An elite science panel's work to clarify California's water problems has become, instead, the latest front in a battle over the Delta's endangered species.
Experts on the Sacramento-San Joaquin Delta say political meddling prompted the review by the National Academy of Sciences. It risks becoming a "sideshow," they say, that could delay real solutions to California's water woes.
Water agencies, on the other hand, say the review is essential to ensure California is on the right path because the economic stakes are so high.
The panel appointed by the academy, the nation's most esteemed science body, meets for five days starting Sunday at the University of California, Davis. It is charged with examining rules adopted by federal wildlife agencies to protect imperiled Delta fish species.

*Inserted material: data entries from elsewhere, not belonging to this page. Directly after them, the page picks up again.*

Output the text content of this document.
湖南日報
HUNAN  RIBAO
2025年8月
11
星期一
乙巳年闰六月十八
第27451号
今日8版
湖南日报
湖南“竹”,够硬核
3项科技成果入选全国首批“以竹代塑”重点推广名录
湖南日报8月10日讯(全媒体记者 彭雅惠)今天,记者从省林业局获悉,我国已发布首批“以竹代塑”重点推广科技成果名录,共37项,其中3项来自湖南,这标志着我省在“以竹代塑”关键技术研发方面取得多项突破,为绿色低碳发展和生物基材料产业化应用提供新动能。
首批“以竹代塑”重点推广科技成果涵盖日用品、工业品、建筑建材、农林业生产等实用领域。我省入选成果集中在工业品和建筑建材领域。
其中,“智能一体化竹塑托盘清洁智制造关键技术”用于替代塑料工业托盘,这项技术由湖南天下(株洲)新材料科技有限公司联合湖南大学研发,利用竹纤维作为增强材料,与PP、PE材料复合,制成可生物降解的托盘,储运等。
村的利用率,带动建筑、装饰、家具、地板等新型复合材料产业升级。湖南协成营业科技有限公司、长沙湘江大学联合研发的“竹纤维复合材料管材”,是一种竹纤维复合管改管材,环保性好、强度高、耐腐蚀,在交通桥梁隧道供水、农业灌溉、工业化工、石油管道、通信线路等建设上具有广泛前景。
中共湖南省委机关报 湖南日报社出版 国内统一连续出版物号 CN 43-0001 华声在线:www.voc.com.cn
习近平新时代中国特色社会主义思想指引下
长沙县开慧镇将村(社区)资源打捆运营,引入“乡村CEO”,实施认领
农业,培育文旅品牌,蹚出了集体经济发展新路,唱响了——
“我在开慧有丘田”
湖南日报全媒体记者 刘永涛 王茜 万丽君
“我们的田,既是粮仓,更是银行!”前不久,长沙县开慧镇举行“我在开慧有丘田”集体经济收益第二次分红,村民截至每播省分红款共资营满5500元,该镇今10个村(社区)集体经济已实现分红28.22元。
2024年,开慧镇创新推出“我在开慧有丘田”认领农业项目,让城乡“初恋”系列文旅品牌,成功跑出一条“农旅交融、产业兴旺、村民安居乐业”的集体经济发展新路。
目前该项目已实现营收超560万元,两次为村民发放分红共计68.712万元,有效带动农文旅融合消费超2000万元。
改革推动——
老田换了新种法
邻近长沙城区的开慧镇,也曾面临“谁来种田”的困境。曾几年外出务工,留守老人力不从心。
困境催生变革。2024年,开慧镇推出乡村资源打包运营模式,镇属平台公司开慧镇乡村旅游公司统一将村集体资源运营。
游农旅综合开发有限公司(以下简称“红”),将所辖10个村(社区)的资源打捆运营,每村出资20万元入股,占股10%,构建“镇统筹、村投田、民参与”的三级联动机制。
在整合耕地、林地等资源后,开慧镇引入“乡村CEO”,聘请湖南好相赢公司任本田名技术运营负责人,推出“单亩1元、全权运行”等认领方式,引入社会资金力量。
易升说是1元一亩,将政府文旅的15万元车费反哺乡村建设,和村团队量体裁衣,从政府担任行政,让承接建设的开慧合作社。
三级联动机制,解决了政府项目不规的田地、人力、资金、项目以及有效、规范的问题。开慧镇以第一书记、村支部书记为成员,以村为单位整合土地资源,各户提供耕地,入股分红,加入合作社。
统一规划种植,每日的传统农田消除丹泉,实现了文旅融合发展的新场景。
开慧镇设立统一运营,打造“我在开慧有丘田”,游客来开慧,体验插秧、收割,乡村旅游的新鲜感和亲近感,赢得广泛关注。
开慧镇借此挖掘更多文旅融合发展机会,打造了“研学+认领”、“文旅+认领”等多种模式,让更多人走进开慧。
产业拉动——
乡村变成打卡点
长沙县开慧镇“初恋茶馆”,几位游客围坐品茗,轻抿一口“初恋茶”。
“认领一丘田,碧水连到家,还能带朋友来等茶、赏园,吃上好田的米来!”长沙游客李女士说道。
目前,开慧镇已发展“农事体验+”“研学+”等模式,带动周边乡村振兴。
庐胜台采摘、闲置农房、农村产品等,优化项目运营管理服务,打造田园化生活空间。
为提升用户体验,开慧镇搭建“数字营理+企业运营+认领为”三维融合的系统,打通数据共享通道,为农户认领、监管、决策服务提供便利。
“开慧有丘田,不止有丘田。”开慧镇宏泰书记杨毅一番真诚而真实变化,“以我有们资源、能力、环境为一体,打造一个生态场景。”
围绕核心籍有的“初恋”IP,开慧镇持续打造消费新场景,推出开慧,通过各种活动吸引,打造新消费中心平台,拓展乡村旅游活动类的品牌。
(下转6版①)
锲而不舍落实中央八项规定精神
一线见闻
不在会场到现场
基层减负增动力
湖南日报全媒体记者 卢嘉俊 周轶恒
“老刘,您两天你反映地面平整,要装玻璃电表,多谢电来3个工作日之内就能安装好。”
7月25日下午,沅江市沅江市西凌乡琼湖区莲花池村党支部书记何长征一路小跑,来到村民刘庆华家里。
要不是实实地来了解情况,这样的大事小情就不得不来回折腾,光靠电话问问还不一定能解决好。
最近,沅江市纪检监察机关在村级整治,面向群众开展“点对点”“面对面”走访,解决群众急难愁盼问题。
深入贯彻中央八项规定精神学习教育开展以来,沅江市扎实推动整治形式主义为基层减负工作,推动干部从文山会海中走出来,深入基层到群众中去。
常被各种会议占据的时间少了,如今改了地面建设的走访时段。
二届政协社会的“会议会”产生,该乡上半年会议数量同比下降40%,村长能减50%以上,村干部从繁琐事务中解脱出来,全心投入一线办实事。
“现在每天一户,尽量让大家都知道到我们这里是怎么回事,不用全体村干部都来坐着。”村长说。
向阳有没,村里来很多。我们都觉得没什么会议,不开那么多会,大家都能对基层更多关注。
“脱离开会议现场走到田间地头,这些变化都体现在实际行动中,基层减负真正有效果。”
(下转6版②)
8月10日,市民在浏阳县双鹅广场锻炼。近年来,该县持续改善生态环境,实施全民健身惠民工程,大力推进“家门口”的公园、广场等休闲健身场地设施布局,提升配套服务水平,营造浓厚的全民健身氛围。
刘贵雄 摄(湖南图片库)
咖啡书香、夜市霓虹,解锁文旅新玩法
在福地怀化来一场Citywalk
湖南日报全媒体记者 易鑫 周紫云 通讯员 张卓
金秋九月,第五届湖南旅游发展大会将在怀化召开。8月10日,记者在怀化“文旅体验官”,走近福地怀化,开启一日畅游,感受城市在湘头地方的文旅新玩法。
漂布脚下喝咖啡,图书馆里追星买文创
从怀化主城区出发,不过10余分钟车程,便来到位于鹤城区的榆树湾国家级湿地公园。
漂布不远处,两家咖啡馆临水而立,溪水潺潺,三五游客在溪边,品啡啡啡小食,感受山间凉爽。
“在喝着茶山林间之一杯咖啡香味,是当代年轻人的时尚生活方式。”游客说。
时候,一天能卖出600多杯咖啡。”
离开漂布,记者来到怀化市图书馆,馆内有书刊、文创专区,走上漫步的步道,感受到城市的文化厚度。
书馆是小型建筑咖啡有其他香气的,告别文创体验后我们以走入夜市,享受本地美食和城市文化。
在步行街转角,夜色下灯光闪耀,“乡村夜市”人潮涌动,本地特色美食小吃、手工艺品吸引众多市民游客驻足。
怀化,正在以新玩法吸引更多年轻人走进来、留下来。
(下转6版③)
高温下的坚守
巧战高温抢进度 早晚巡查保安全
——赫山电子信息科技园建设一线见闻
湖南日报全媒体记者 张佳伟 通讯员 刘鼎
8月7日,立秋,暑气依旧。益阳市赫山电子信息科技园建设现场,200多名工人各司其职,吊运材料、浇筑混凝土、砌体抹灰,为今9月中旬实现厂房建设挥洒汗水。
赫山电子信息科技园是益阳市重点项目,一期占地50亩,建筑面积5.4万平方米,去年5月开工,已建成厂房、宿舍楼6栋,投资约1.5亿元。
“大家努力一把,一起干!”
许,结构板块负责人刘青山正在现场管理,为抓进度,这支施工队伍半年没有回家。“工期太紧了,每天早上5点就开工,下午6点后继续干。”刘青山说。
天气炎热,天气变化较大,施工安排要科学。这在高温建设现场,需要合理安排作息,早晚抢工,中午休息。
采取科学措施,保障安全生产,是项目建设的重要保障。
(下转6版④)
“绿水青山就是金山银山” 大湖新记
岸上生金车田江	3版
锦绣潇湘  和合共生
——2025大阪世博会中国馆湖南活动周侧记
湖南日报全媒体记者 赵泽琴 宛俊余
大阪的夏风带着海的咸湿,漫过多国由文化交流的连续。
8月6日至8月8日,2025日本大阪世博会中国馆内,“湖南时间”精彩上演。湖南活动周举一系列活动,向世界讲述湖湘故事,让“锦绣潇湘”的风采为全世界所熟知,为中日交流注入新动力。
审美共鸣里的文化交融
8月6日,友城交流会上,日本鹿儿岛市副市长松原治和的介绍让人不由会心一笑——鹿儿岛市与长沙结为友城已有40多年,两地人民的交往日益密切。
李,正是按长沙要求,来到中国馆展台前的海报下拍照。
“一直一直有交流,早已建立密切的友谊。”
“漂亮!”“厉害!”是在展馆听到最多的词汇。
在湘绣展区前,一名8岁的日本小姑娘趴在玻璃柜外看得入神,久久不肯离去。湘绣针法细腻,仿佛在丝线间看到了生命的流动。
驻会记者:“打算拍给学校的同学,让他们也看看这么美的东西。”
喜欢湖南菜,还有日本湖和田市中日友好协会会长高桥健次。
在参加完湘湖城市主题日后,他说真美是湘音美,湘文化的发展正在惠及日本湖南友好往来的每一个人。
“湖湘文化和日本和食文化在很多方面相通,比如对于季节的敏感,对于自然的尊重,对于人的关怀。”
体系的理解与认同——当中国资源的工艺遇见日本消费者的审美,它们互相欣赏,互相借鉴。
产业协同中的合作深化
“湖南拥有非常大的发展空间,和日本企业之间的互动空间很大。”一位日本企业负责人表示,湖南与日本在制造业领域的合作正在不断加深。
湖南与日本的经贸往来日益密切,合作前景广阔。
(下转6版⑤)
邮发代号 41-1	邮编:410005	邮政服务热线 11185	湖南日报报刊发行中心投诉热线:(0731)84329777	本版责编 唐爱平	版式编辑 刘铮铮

The panel's recommendations, expected in two phases over 2 1/2 years, carry no legal weight. But they could be the impetus for new regulation, lawsuits, or both.
U.S. Sen. Dianne Feinstein, D-Calif., asked for the review in response to requests from San Joaquin Valley farmers, including Stewart Resnick, owner of agriculture giant Paramount Farms. Resnick's Sept. 4 letter to Feinstein asserts that "sloppy science" contributed to the new water and species protections.
Resnick and other major water users in the San Joaquin Valley criticize the fish protections, imposed under the Endangered Species Act. They have sued and mounted public relations battles to avoid giving up water to help fish.